Updated from 11:42 a.m. EDT
Stocks in the U.S. were tracking higher early Wednesday amid cooler-than-expected inflationary data and results at Freddie Mac (FRE) that weren't nearly as bad as analysts had predicted.
The Dow Jones Industrial Average shot up 99 points to 12,931, and the S&P 500 added 12 points to 1415, for gains of 0.9% apiece. The Nasdaq Composite bounced 24 points, or 1%, to 2519.

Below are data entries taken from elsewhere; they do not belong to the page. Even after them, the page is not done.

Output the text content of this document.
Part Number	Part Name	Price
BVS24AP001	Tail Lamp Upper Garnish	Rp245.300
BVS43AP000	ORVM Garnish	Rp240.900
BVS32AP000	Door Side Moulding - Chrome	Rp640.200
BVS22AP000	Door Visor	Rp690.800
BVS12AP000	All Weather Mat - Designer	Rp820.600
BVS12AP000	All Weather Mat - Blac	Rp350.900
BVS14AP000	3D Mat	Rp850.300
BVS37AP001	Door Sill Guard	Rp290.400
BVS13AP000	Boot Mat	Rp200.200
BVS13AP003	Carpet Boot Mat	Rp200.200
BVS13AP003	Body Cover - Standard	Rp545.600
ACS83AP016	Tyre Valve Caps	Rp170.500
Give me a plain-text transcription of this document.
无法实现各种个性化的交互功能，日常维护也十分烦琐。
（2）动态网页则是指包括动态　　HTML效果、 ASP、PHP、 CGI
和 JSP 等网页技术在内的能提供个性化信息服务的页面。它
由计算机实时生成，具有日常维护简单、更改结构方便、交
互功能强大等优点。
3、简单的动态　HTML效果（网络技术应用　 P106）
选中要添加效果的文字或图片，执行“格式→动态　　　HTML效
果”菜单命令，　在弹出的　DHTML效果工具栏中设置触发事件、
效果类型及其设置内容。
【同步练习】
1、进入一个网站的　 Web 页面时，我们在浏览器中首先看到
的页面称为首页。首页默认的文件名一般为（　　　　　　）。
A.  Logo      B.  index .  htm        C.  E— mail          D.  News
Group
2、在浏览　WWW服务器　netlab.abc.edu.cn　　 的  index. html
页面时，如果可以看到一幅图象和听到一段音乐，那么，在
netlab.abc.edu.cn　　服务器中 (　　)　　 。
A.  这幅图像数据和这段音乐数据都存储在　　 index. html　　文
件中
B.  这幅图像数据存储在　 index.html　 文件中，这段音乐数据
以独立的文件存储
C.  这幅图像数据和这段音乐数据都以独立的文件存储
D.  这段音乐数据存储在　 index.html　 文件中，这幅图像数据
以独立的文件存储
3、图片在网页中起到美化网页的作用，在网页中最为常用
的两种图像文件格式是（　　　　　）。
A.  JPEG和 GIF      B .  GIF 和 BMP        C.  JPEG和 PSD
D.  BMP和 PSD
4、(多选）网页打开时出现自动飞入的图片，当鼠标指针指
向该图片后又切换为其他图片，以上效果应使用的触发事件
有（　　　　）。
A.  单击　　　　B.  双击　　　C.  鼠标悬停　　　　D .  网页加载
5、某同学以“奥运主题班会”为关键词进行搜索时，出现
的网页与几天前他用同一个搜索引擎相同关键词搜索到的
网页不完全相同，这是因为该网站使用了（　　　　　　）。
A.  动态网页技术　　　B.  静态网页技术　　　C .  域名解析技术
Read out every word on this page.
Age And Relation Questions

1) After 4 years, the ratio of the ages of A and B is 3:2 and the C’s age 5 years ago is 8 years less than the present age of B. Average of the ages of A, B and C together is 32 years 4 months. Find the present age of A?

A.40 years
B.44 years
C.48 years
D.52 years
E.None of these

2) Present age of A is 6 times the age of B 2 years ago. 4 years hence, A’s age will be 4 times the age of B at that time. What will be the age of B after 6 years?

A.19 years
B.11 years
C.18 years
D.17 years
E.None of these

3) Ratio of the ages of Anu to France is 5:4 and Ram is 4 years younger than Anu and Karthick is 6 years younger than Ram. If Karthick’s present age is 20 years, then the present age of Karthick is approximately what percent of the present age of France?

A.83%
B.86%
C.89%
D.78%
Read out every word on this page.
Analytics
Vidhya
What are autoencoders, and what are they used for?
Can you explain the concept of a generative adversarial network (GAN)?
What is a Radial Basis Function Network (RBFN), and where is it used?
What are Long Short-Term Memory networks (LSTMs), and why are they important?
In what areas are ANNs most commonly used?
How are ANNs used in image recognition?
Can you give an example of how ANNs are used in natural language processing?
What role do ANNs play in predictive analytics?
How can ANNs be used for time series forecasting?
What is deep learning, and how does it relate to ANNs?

"Obviously there's been a lot of fear tilting towards higher inflation, so we're seeing a relief rally," said Steven Sheldon, CFA and principal with SMS Capital Management."The fear that's dominated things for so long is not only starting to diminish," said Jim Paulsen, chief investment strategist with Wells Capital Management, "but people are moving away from being afraid of catching a falling knife to thinking, 'I'd hate to be out of this.'" "Fear is turning into greed," he said. This morning the Labor Department reported that, despite a 0.9% jump in food costs -- the biggest advance in nearly two decades -- April consumer prices rose only 0.2% from the prior month. Economists had been looking for a 0.3% uptick. The core consumer price index, which excludes food and energy, rose 0.1%, or half of the expected increase. Energy prices, the government said, were unchanged from March. Year over year, core consumer inflation was up 2.3%, a hair lower than anticipated, while the overall CPI climbed 3.9% from a year ago. "People know the headline numbers are going to be bad, but they're saying, 'So what, if it doesn't bleed out and take in core numbers?'" Paulson said. "How long have we had this story about how oil prices are going to bleed out?"